Interclub tennis – Week 8

I made a bad start to this morning’s interclub. I thought we were playing at Karori, not Kilbirnie. I arrived at Karori in plenty of time, but none of my team-mates turned up. One of the guys we played last week did turn up, however. Damn. I had a look at the drawsheet and had to hightail it to Kilbirnie, which isn’t particularly close to Karori (or Kelburn or Khandallah or any other posh places beginning with K that I might have forgotten about). At the time I thought, this is normal anxiety, normal stress brought about by a normal everyday event. It almost makes a nice change.
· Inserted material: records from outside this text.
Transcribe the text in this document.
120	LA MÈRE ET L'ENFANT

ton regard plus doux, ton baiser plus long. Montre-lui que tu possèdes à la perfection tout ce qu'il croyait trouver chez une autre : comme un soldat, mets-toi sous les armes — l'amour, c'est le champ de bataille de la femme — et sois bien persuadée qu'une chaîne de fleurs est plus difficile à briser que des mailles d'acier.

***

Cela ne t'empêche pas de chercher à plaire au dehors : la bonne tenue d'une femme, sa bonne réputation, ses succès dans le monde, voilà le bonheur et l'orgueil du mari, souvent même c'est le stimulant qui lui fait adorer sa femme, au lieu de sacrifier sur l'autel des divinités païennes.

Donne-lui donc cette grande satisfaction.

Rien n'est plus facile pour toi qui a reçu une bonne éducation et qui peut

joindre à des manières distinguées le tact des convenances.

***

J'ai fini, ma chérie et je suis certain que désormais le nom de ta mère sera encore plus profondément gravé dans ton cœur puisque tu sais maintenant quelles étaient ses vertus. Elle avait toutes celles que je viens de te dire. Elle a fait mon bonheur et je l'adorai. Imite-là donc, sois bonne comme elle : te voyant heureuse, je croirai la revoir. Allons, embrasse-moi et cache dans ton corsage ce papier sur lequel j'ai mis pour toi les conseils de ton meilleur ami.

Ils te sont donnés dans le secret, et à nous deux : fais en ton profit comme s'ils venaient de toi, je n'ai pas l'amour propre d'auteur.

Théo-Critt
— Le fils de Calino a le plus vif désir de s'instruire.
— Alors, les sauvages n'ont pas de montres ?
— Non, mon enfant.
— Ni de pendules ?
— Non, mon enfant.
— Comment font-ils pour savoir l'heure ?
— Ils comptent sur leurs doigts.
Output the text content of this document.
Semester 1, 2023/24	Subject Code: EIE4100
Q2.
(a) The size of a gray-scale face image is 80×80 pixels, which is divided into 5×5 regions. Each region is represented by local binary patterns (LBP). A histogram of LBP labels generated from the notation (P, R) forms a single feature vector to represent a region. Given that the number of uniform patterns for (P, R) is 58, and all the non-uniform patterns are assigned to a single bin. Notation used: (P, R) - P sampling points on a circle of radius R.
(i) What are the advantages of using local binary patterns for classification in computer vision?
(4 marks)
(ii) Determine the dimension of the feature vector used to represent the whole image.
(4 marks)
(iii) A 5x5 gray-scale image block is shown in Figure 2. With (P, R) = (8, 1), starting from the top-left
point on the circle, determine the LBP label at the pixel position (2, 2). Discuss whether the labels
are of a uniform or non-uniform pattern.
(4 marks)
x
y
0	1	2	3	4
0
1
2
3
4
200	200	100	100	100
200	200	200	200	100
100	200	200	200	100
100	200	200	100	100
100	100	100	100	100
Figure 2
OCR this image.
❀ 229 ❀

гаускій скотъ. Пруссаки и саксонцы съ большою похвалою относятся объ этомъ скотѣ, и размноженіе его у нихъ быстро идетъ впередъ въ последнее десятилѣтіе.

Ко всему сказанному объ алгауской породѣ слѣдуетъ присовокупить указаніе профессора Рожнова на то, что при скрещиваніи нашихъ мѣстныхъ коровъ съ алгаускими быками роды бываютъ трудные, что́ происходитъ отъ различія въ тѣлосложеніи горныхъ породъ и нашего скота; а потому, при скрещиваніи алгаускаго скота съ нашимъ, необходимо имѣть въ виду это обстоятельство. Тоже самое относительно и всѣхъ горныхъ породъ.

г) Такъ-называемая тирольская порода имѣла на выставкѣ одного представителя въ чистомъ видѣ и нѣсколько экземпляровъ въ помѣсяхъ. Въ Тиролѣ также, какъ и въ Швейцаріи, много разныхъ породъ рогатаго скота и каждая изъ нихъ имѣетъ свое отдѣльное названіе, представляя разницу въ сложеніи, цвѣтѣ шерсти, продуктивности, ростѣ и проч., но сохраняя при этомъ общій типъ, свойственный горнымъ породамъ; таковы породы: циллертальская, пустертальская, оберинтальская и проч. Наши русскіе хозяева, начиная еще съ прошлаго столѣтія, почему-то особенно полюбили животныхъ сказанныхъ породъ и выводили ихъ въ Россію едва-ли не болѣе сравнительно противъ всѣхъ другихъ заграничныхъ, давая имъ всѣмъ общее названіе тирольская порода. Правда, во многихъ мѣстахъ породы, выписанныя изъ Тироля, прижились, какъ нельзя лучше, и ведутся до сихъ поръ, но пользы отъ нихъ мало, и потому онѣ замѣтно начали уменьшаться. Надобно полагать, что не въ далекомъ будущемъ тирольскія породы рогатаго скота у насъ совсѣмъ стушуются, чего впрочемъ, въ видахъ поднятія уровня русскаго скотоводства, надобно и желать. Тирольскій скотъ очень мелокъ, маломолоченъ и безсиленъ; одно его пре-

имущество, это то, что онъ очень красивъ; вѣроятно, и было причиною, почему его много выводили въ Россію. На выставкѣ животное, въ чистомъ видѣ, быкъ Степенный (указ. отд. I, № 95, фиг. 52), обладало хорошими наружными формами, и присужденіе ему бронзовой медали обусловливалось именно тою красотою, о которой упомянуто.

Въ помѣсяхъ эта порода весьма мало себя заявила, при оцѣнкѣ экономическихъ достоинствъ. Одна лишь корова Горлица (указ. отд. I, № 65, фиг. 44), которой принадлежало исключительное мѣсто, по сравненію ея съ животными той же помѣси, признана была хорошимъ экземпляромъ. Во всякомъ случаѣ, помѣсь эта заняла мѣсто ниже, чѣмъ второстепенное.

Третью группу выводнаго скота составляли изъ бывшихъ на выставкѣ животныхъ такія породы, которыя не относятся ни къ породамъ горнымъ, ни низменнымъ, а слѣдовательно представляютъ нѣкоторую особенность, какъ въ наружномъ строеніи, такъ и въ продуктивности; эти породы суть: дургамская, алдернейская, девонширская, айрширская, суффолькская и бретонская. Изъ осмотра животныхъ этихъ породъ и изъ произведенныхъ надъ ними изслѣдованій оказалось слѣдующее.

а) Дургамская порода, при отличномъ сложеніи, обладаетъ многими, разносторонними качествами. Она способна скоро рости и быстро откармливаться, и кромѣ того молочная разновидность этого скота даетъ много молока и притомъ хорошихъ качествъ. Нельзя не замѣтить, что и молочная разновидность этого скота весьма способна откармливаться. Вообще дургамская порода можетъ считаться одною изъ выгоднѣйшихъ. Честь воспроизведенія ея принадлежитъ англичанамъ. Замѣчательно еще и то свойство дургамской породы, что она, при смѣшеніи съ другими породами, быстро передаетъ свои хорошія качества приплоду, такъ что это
I didn’t play well in the doubles, to put it mildly. In the first few games I hardly hit the ball. That might be why we led 4-1. Our opponents had no problems wiping out our lead, and we were fortunate when they caught the tape on the sudden-death point in game nine (the only game of the match to reach sudden death) to put us back in front. We broke in the next game to win the set, despite my general ineptitude. We trailed 5-2 in the second set but pulled it back to 5-5 after my only decent spell of the whole match. The 11th game, however, was on my partner’s serve. Just what am I supposed to do in that game? Intercept at the net, that’s what, but I’m so terrible at that. They broke, and their better player put together an impressive love service game to put away the set. His serving didn’t get any worse in the super tie-break which we found ourselves in yet again; we won the first couple of points but went down 10-5. I was really disappointed with my performance and felt I let my partner down badly.

Singles. What a contrast. I played the weaker of our doubles opponents, the same bloke I played in Week 5 when I fell over and lost four straight games but won easily in the end (the format of the competition makes it possible to face the same player twice in one season). This time, after one or two scratchy games early on, I won 6-1 6-0. He had no real weapons and I was able to stay in the rallies and generally wear him down. He came to the net probably too much and I hit a number of passing winners.

The sun came out just as I was finishing my match, and I was more than happy to hang around for the next two hours while the other matches played out. Overall we lost by four matches to two. It could have been worse if my doubles partner hadn’t won his singles 7-5 in the third set. It could have been a lot better if I’d shown up to the doubles.